• Chemistry: Pb5Cu4Cl10(OH)8 - 2H2O, Hydrated Lead Copper Chloride Hydroxide
  • Class: Halides
  • Uses: A very minor ore of copper and lead and as mineral specimens.
  • Specimens

Pseudoboleite is a mineral that is often intergrown with its "false" self. It is closely related to boleite, whose cumbersome formula is Pb26Cu24Ag10Cl62(OH) 48 - 3H2O. Pseudoboleite gets its name by being a false boleite (pseudo means false). Boleite was named for Boleo, Santa Rosalia, Baja California, Mexico which is the type locality for both minerals. The French colonial town of Santa Rosalia was built near the copper mines that extracted copper from the unusual sedimentary copper deposits. Pseudoboleite and boleite specimens can still be found in these deposits although they are scarce and not easy to find. Pseudoboleite forms tiny blocky crystals on top of the boleite's crystal faces that are called epitaxial overgrowths. Pseudoboleite is often intergrown with boleite inside these crystals in an example of parallel growth. The two minerals are also known to be intergrown with the mineral cumengite, (Pb21Cu20Cl42 (OH)40).

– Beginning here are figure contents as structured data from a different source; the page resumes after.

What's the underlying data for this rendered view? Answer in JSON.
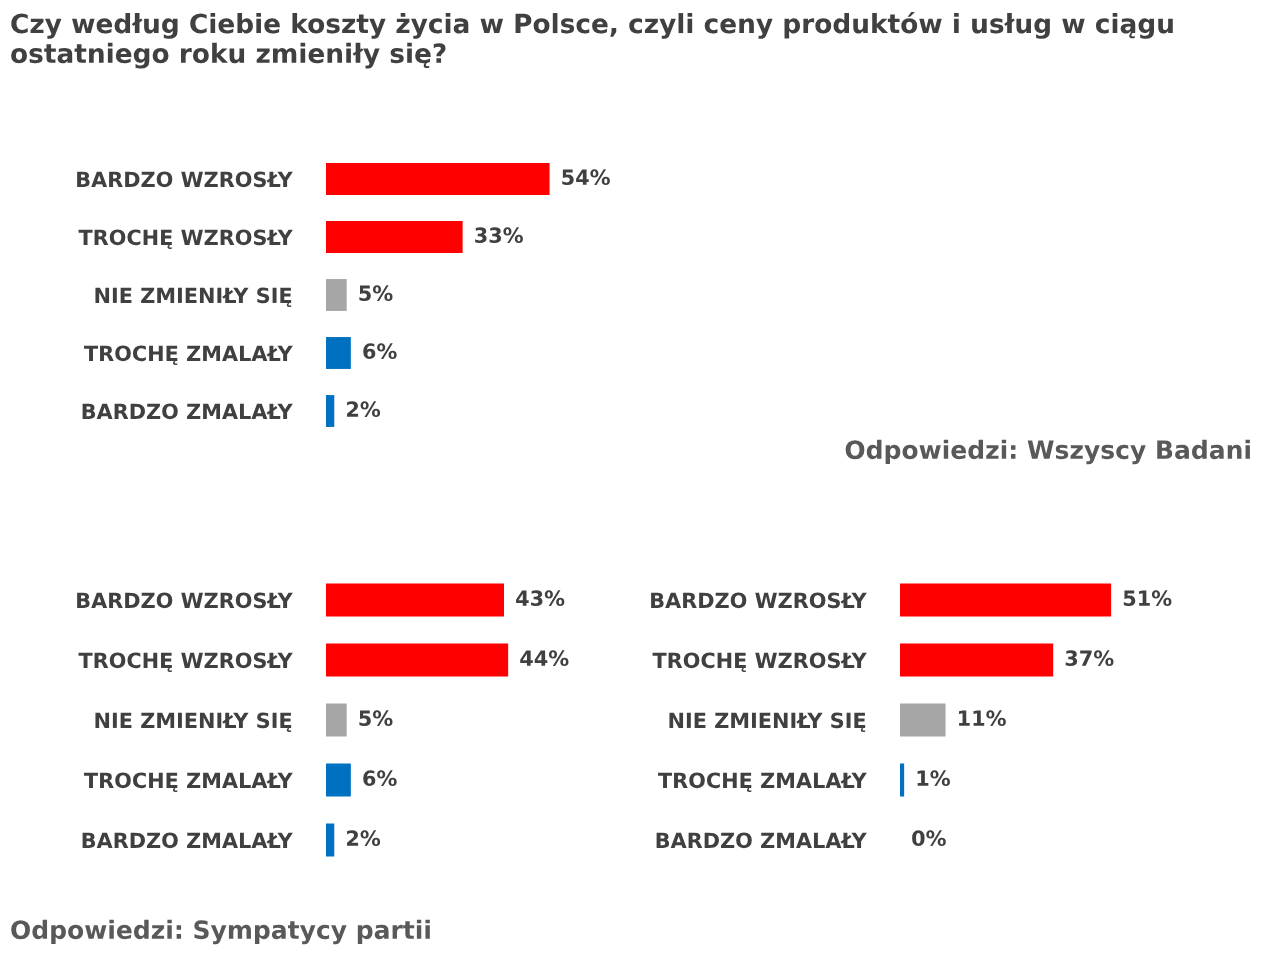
{
  "chart_data": [
    {
      "type": "bar",
      "orientation": "horizontal",
      "title": "Czy według Ciebie koszty życia w Polsce, czyli ceny produktów i usług w ciągu ostatniego roku zmieniły się?",
      "categories": [
        "BARDZO WZROSŁY",
        "TROCHĘ WZROSŁY",
        "NIE ZMIENIŁY SIĘ",
        "TROCHĘ ZMALAŁY",
        "BARDZO ZMALAŁY"
      ],
      "values": [
        54,
        33,
        5,
        6,
        2
      ],
      "colors": [
        "#ff0000",
        "#ff0000",
        "#a6a6a6",
        "#0070c0",
        "#0070c0"
      ],
      "value_labels": [
        "54%",
        "33%",
        "5%",
        "6%",
        "2%"
      ],
      "annotations": [
        "Odpowiedzi: Wszyscy Badani"
      ],
      "grid": false,
      "legend": false
    },
    {
      "type": "bar",
      "orientation": "horizontal",
      "categories": [
        "BARDZO WZROSŁY",
        "TROCHĘ WZROSŁY",
        "NIE ZMIENIŁY SIĘ",
        "TROCHĘ ZMALAŁY",
        "BARDZO ZMALAŁY"
      ],
      "values": [
        43,
        44,
        5,
        6,
        2
      ],
      "colors": [
        "#ff0000",
        "#ff0000",
        "#a6a6a6",
        "#0070c0",
        "#0070c0"
      ],
      "value_labels": [
        "43%",
        "44%",
        "5%",
        "6%",
        "2%"
      ],
      "annotations": [
        "Odpowiedzi: Sympatycy partii"
      ],
      "grid": false,
      "legend": false
    },
    {
      "type": "bar",
      "orientation": "horizontal",
      "categories": [
        "BARDZO WZROSŁY",
        "TROCHĘ WZROSŁY",
        "NIE ZMIENIŁY SIĘ",
        "TROCHĘ ZMALAŁY",
        "BARDZO ZMALAŁY"
      ],
      "values": [
        51,
        37,
        11,
        1,
        0
      ],
      "colors": [
        "#ff0000",
        "#ff0000",
        "#a6a6a6",
        "#0070c0",
        "#0070c0"
      ],
      "value_labels": [
        "51%",
        "37%",
        "11%",
        "1%",
        "0%"
      ],
      "grid": false,
      "legend": false
    }
  ]
}
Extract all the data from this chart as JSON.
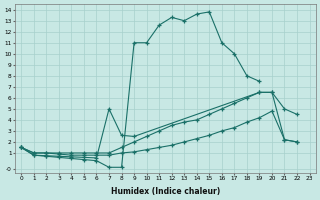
{
  "bg_color": "#c8e8e4",
  "grid_color": "#a8d0cc",
  "line_color": "#1a7068",
  "xlabel": "Humidex (Indice chaleur)",
  "line1_x": [
    0,
    1,
    2,
    3,
    4,
    5,
    6,
    7,
    8,
    9,
    10,
    11,
    12,
    13,
    14,
    15,
    16,
    17,
    18,
    19
  ],
  "line1_y": [
    1.5,
    0.8,
    0.7,
    0.6,
    0.5,
    0.4,
    0.3,
    -0.3,
    -0.3,
    11.0,
    11.0,
    12.6,
    13.3,
    13.0,
    13.6,
    13.8,
    11.0,
    10.0,
    8.0,
    7.5
  ],
  "line2_x": [
    0,
    1,
    2,
    3,
    4,
    5,
    6,
    7,
    8,
    9,
    19,
    20,
    21,
    22
  ],
  "line2_y": [
    1.5,
    0.8,
    0.75,
    0.7,
    0.65,
    0.6,
    0.55,
    5.0,
    2.6,
    2.5,
    6.5,
    6.5,
    5.0,
    4.5
  ],
  "line3_x": [
    0,
    1,
    2,
    3,
    4,
    5,
    6,
    7,
    8,
    9,
    10,
    11,
    12,
    13,
    14,
    15,
    16,
    17,
    18,
    19,
    20,
    21,
    22
  ],
  "line3_y": [
    1.5,
    1.0,
    1.0,
    1.0,
    1.0,
    1.0,
    1.0,
    1.0,
    1.5,
    2.0,
    2.5,
    3.0,
    3.5,
    3.8,
    4.0,
    4.5,
    5.0,
    5.5,
    6.0,
    6.5,
    6.5,
    2.2,
    2.0
  ],
  "line4_x": [
    0,
    1,
    2,
    3,
    4,
    5,
    6,
    7,
    8,
    9,
    10,
    11,
    12,
    13,
    14,
    15,
    16,
    17,
    18,
    19,
    20,
    21,
    22
  ],
  "line4_y": [
    1.5,
    1.0,
    1.0,
    0.9,
    0.8,
    0.8,
    0.8,
    0.8,
    1.0,
    1.1,
    1.3,
    1.5,
    1.7,
    2.0,
    2.3,
    2.6,
    3.0,
    3.3,
    3.8,
    4.2,
    4.8,
    2.2,
    2.0
  ],
  "ytick_labels": [
    "-0",
    "1",
    "2",
    "3",
    "4",
    "5",
    "6",
    "7",
    "8",
    "9",
    "10",
    "11",
    "12",
    "13",
    "14"
  ],
  "ylim": [
    -0.8,
    14.5
  ],
  "xlim": [
    -0.5,
    23.5
  ]
}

All three minerals are very rare and have very unusual chemistries. These halides and others with similar chemistries belong to a division in the Halides Class called the Oxyhalides and Hydroxyhalides. These minerals have either oxygen or hydroxide groups in their chemistries. The oxygen atom in their chemistries might require their classification in the Oxides Class of minerals except that their structures are more tied to the halide elements and the oxygens and hydroxides are kind of superfluous to the overall structure. Some other members of the Oxyhalides and Hydroxyhalides include bideauxite, chloroxiphite, kelyanite, botallackite, laurionite, paralaurionite, mendipite, fiedlerite, pinchite, penfieldite, yedlinite, atacamite, koenenite, diaboleite, zirklerite and paratacamite. Of these, only atacamite and boleite are common enough to be seen at rock shows and in rock shops with regularity.


  • Color is indigo blue.
  • Luster is vitreous to pearly.
  • Transparency: Crystals are usually translucent to transparent.
  • Crystal System is tetragonal; 4 2 2
  • Crystal Habits include tiny blocky crystals on top of the boleite's crystal faces; a form of epitaxial overgrowth. It is often intergrown with boleite in parallel growth. Crystals can be pseudocubic.
  • Cleavage is perfect.
  • Fracture is uneven.
  • Hardness is 2.5
  • Specific Gravity is 4.9 - 5.0 (rather heavy for translucent minerals)
  • Streak is light green to blue.
  • Associated Minerals include other rare copper and lead chlorides such as boleite, cumengite, chloroxiphite, paralaurionite, matlockite, chlorargyrite, atacamite, mendipite and diaboleite. Also found with cerussite, smithsonite, connellite, gerhardtite, cuprite, leadhillite, clays, linarite, phosgenite and chrysocolla.
  • Notable Occurrences include Boleo, Santa Rosalia, Baja California, Mexico and the Mammoth District, Arizona, USA and most places where boleite is found.
  • Best Field Indicators are crystals habit, color, density, streak and locality.